Sur les pavés, la neige (Bérard 2011) ou sous les pavés la plage… Le slogan soixante-huitard semble plus que jamais d’actualité et inspire de nombreuses opérations de ré-enchantement de la ville, qui se réfèrent souvent à la figure emblématique de la plage comme antithèse de la banalité urbaine. Après Saint-Quentin, ville picarde qui se dote d’une plage urbaine estivale dès 1996, Paris inaugure sa plage en 2002 avant d’être imitée par des villes comme Berlin, Bruxelles, Budapest ou Prague… À la faveur de la réconciliation des villes avec leurs fleuves, longtemps exutoires à ciel ouvert pour l’industrie ou la circulation automobile, les rives urbaines sont dédiées à la qualité de la vie par le design urbain de la « ville durable ». Et, parmi les conséquences involontaires des aménagements réalisés et de la communication qui les accompagne, on observe la renaissance de pratiques spontanées comme le street-fishing ou le street-diving. À Paris, la Brigade nautique multiplie les interventions et contraventions pour lutter contre la multiplication de baignades spontanées dans la Seine. Dans le sud-est de la France, à Vienne, c’est une passerelle traversant le Rhône qui est appréciée pour les sauts et plongeons qu’elle offre à la belle saison. Après des décennies d’indifférence et face à un regain d’intérêt notable pour ce « spot », les autorités compétentes ont installé sur place en 2010 un panneau « Plongeons interdits », très vite malicieusement corrigé au marqueur en « Plongeons inédits »… Dans un autre contexte, au cœur de Porto, depuis le pont Luis Don I, les mêmes manifestations dissidentes profitent au contraire de l’indifférence des autorités locales. Des jeunes se donnent en spectacle informel grâce à une chute de plus de dix mètres dans le Douro, au bonheur des touristes amassés sur les quais de la Ribeira, mais en suscitant la réprobation d’habitués des lieux qui s’offusquent devant l’absence de toute réglementation.

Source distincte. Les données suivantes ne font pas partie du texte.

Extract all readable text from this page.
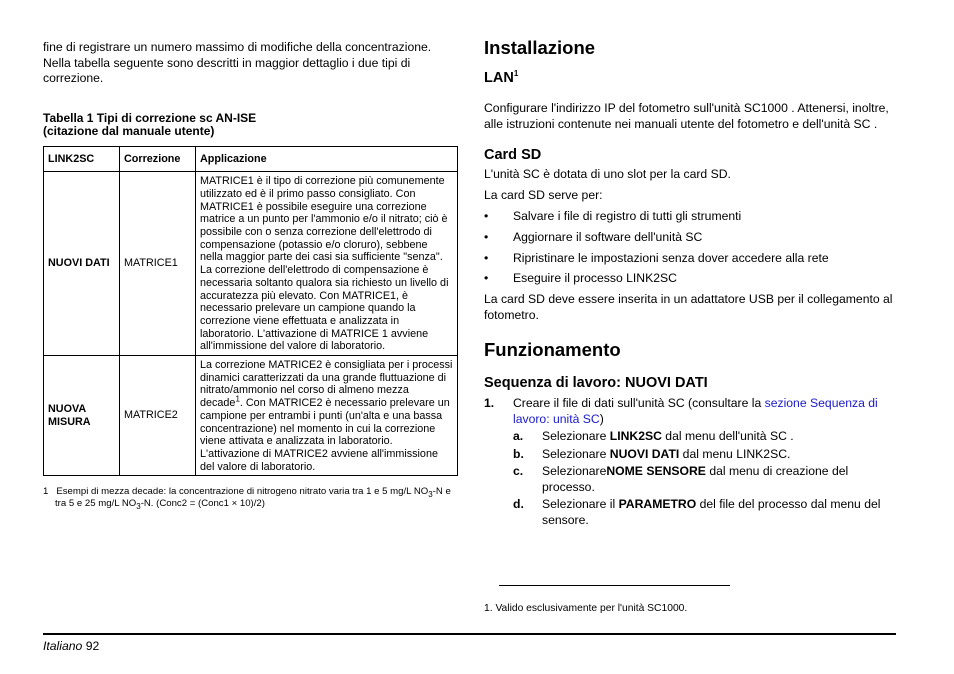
fine di registrare un numero massimo di modifiche della concentrazione. Nella tabella seguente sono descritti in maggior dettaglio i due tipi di correzione.

Tabella 1 Tipi di correzione sc AN-ISE
(citazione dal manuale utente)
LINK2SC	Correzione	Applicazione
NUOVI DATI	MATRICE1	MATRICE1 è il tipo di correzione più comunemente utilizzato ed è il primo passo consigliato. Con MATRICE1 è possibile eseguire una correzione matrice a un punto per l'ammonio e/o il nitrato; ciò è possibile con o senza correzione dell'elettrodo di compensazione (potassio e/o cloruro), sebbene nella maggior parte dei casi sia sufficiente "senza". La correzione dell'elettrodo di compensazione è necessaria soltanto qualora sia richiesto un livello di accuratezza più elevato. Con MATRICE1, è necessario prelevare un campione quando la correzione viene effettuata e analizzata in laboratorio. L'attivazione di MATRICE 1 avviene all'immissione del valore di laboratorio.
NUOVA MISURA	MATRICE2	La correzione MATRICE2 è consigliata per i processi dinamici caratterizzati da una grande fluttuazione di nitrato/ammonio nel corso di almeno mezza decade$^1$. Con MATRICE2 è necessario prelevare un campione per entrambi i punti (un'alta e una bassa concentrazione) nel momento in cui la correzione viene attivata e analizzata in laboratorio. L'attivazione di MATRICE2 avviene all'immissione del valore di laboratorio.
1 Esempi di mezza decade: la concentrazione di nitrogeno nitrato varia tra 1 e 5 mg/L $NO_3-N$ e tra 5 e 25 mg/L $NO_3-N$. (Conc2 = (Conc1 × 10)/2)
Installazione
LAN$^1$

Configurare l'indirizzo IP del fotometro sull'unità SC1000 . Attenersi, inoltre, alle istruzioni contenute nei manuali utente del fotometro e dell'unità SC .

Card SD

L'unità SC è dotata di uno slot per la card SD.

La card SD serve per:

• Salvare i file di registro di tutti gli strumenti
• Aggiornare il software dell'unità SC
• Ripristinare le impostazioni senza dover accedere alla rete
• Eseguire il processo LINK2SC

La card SD deve essere inserita in un adattatore USB per il collegamento al fotometro.

Funzionamento
Sequenza di lavoro: NUOVI DATI
1. Creare il file di dati sull'unità SC (consultare la sezione Sequenza di lavoro: unità SC)
a. Selezionare LINK2SC dal menu dell'unità SC .
b. Selezionare NUOVI DATI dal menu LINK2SC.
c. SelezionareNOME SENSORE dal menu di creazione del processo.
d. Selezionare il PARAMETRO del file del processo dal menu del sensore.
1. Valido esclusivamente per l'unità SC1000.
Italiano 92
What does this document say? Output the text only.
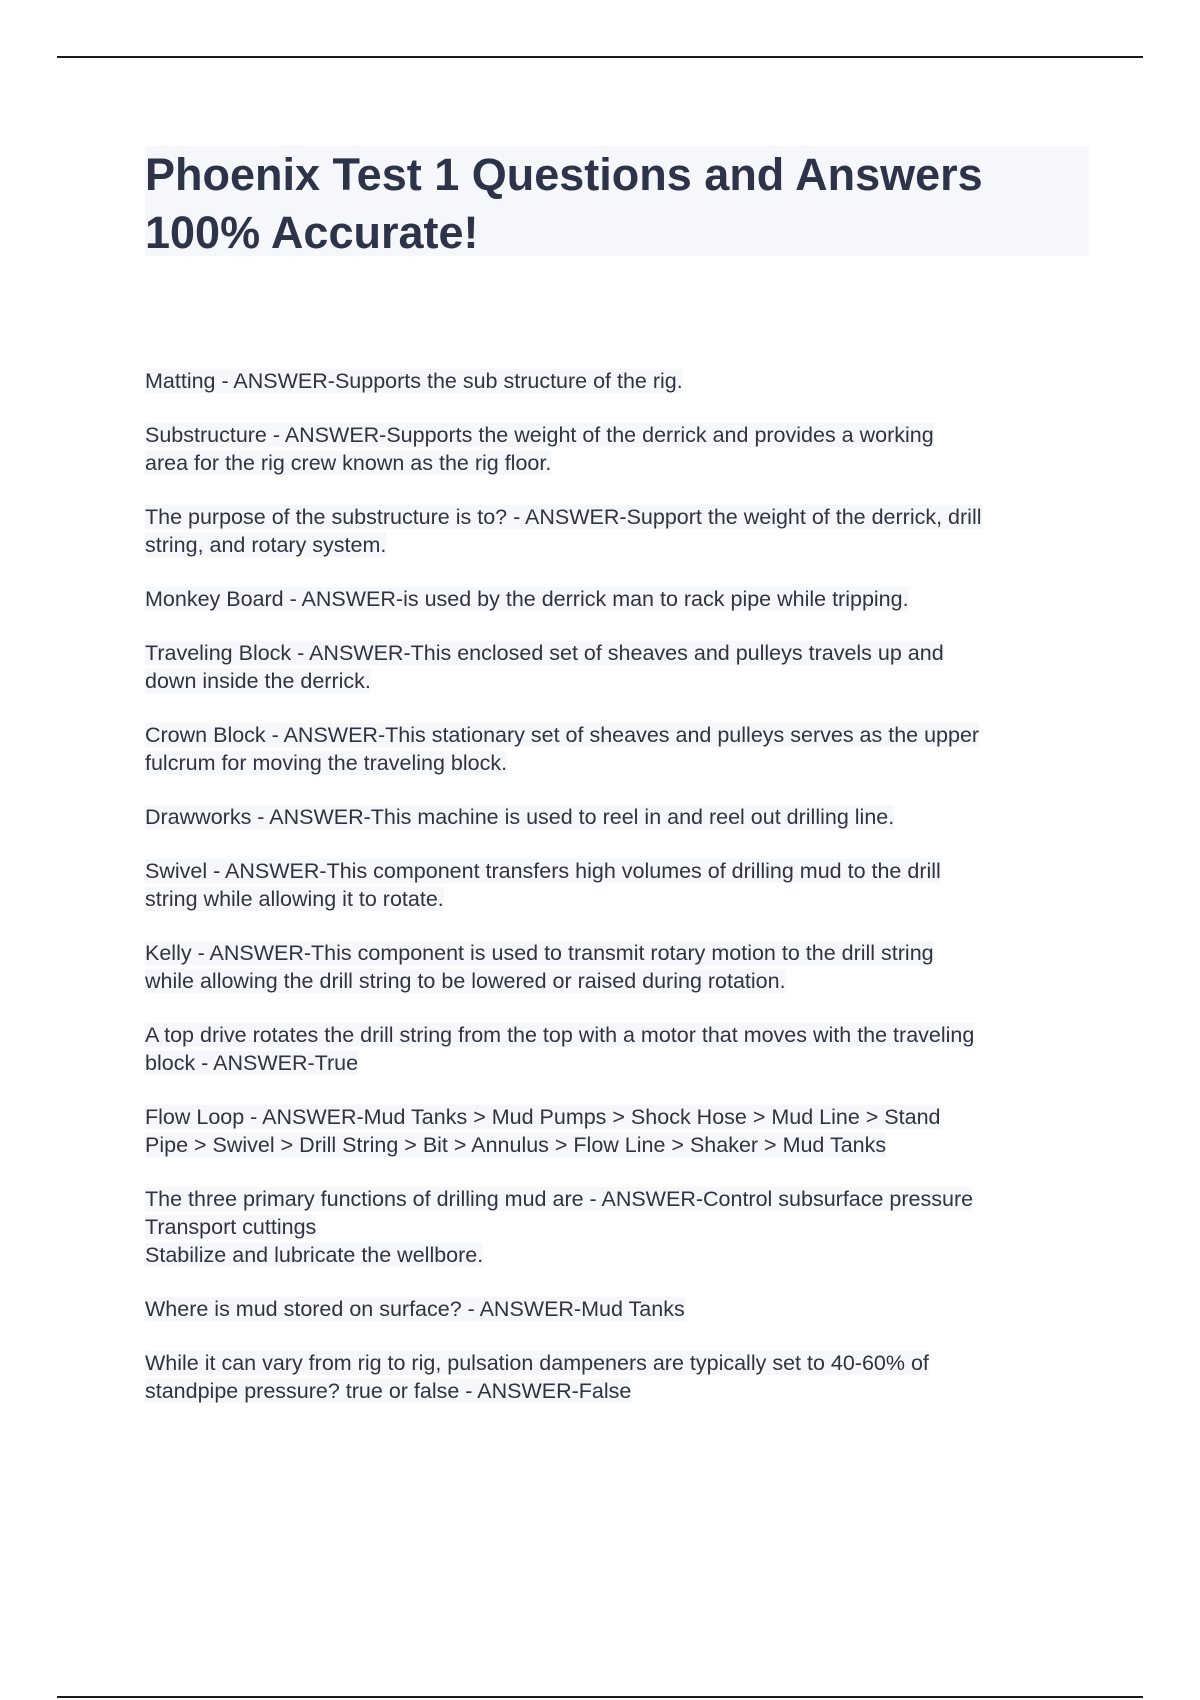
Phoenix Test 1 Questions and Answers
100% Accurate!
Matting - ANSWER-Supports the sub structure of the rig.
Substructure - ANSWER-Supports the weight of the derrick and provides a working
area for the rig crew known as the rig floor.
The purpose of the substructure is to? - ANSWER-Support the weight of the derrick, drill
string, and rotary system.
Monkey Board - ANSWER-is used by the derrick man to rack pipe while tripping.
Traveling Block - ANSWER-This enclosed set of sheaves and pulleys travels up and
down inside the derrick.
Crown Block - ANSWER-This stationary set of sheaves and pulleys serves as the upper
fulcrum for moving the traveling block.
Drawworks - ANSWER-This machine is used to reel in and reel out drilling line.
Swivel - ANSWER-This component transfers high volumes of drilling mud to the drill
string while allowing it to rotate.
Kelly - ANSWER-This component is used to transmit rotary motion to the drill string
while allowing the drill string to be lowered or raised during rotation.
A top drive rotates the drill string from the top with a motor that moves with the traveling
block - ANSWER-True
Flow Loop - ANSWER-Mud Tanks > Mud Pumps > Shock Hose > Mud Line > Stand
Pipe > Swivel > Drill String > Bit > Annulus > Flow Line > Shaker > Mud Tanks
The three primary functions of drilling mud are - ANSWER-Control subsurface pressure
Transport cuttings
Stabilize and lubricate the wellbore.
Where is mud stored on surface? - ANSWER-Mud Tanks
While it can vary from rig to rig, pulsation dampeners are typically set to 40-60% of
standpipe pressure? true or false - ANSWER-False
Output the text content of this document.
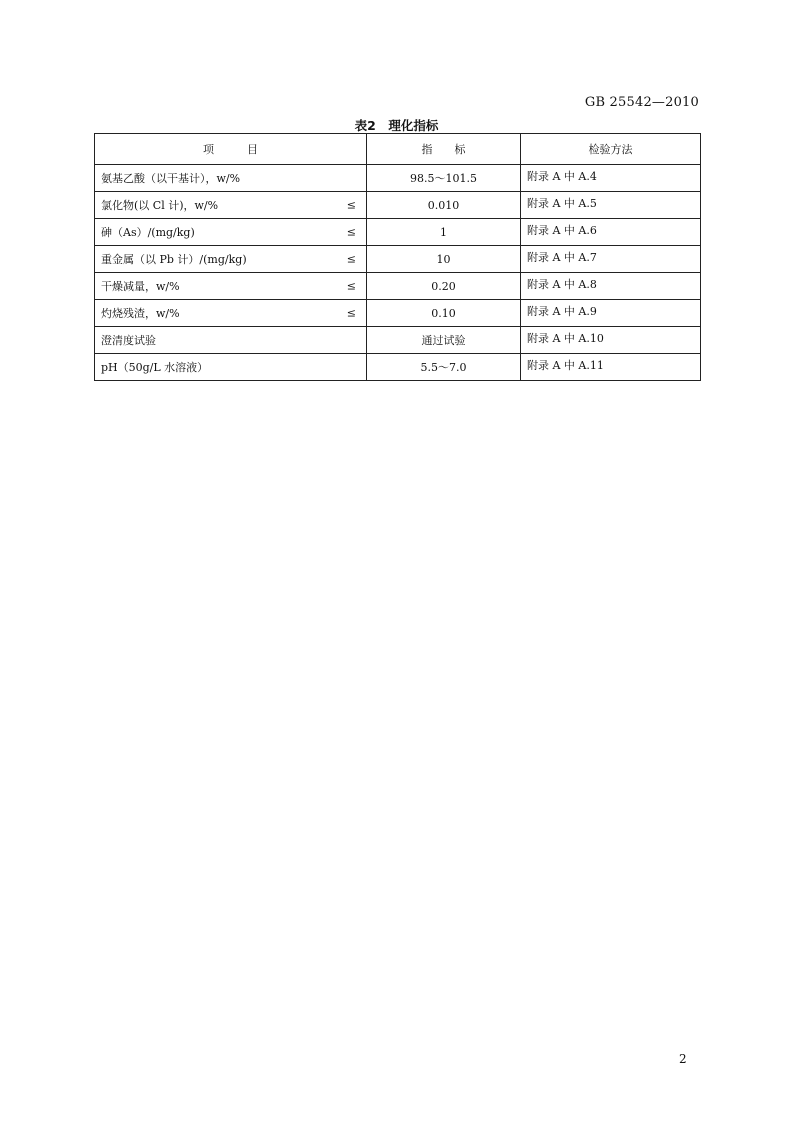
GB 25542—2010
表2　理化指标
项　　　目	指　　标	检验方法
氨基乙酸（以干基计），w/%	98.5～101.5	附录 A 中 A.4
氯化物(以 Cl 计)，w/% ≤	0.010	附录 A 中 A.5
砷（As）/(mg/kg) ≤	1	附录 A 中 A.6
重金属（以 Pb 计）/(mg/kg) ≤	10	附录 A 中 A.7
干燥减量，w/% ≤	0.20	附录 A 中 A.8
灼烧残渣，w/% ≤	0.10	附录 A 中 A.9
澄清度试验	通过试验	附录 A 中 A.10
pH（50g/L 水溶液）	5.5～7.0	附录 A 中 A.11
2
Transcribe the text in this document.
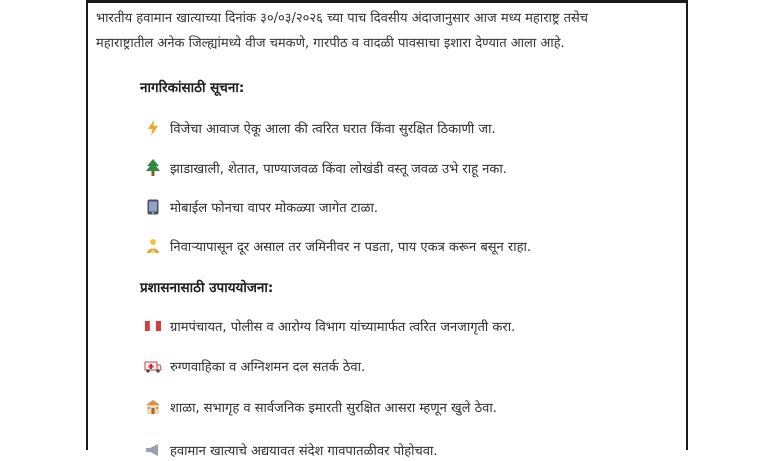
भारतीय हवामान खात्याच्या दिनांक ३०/०३/२०२६ च्या पाच दिवसीय अंदाजानुसार आज मध्य महाराष्ट्र तसेच
महाराष्ट्रातील अनेक जिल्ह्यांमध्ये वीज चमकणे, गारपीठ व वादळी पावसाचा इशारा देण्यात आला आहे.
नागरिकांसाठी सूचना:
विजेचा आवाज ऐकू आला की त्वरित घरात किंवा सुरक्षित ठिकाणी जा.
झाडाखाली, शेतात, पाण्याजवळ किंवा लोखंडी वस्तू जवळ उभे राहू नका.
मोबाईल फोनचा वापर मोकळ्या जागेत टाळा.
निवाऱ्यापासून दूर असाल तर जमिनीवर न पडता, पाय एकत्र करून बसून राहा.
प्रशासनासाठी उपाययोजना:
ग्रामपंचायत, पोलीस व आरोग्य विभाग यांच्यामार्फत त्वरित जनजागृती करा.
रुग्णवाहिका व अग्निशमन दल सतर्क ठेवा.
शाळा, सभागृह व सार्वजनिक इमारती सुरक्षित आसरा म्हणून खुले ठेवा.
हवामान खात्याचे अद्ययावत संदेश गावपातळीवर पोहोचवा.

Variations géoculturelles sur le thème du off.
Toute tentative d’inventaire des modes, temps et lieux récréatifs décalés ou carrément déviants paraît vaine tant les modes d’élaboration de la dissidence récréative se nourrissent à tous les registres du jeu, de la ruse et de la transgression, et se déclinent à outrance en entretenant des relations très variées à la culture, à l’économie ou à la loi. Sans omettre le fait que la discrétion de nombre de pratiques empêche simplement leur identification ou leur localisation ; ou au contraire qu’une forte visibilité médiatique (presse, télévision, web) masque en fait la rareté de certaines autres…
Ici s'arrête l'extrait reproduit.